William Gross, referred to by some as the “king” of bond investors, this summer wrote about “possible exit and liquidity problems in future months and years.”
He’s referring to the potential difficulty of finding buyers for some bonds when an individual or a company wants to sell, causing the bonds to be sold at fire-sale prices.
The potential for such a crisis isn’t restricted to big pension funds and wealthy investors.
“Mutual funds, hedge funds and ETFs are part of the ‘shadow banking system,’ where these modern ‘banks’ are not required to maintain reserves or even emergency levels of cash,” Gross wrote in a letter to investors.
“Since they in effect now are the market, a rush for liquidity on the part of the investing public, whether they be individuals in 401(k)s or institutional pension funds and insurance companies, would find the ‘market’ selling to itself with the Federal Reserve severely limited in its ability to provide assistance.”

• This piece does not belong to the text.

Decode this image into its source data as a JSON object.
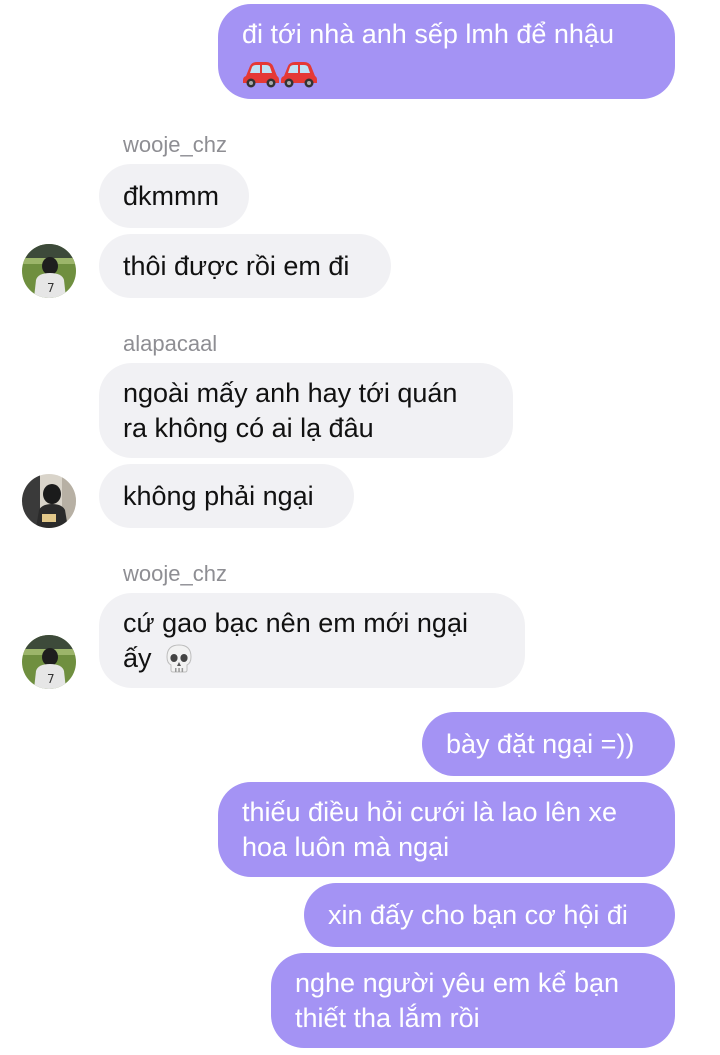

Not everybody is convinced a liquidity crisis is upon us. Matt Levine, a columnist for Bloomberg View, says it’s a "liquidity illusion,” which he defines as a narrative that “big investors buy a lot of bonds thinking that they’ll be easy to unload in a crash, but in fact they won’t be easy to unload, and there’ll be panicked fire sales that worsen the crash and lead to a real crisis.”
He says: “How is that illusion tenable when everyone talks about it all the time? What big investor is suffering from the liquidity illusion? Presumably not all the investors who are quoted constantly in stories about the liquidity illusion, right?”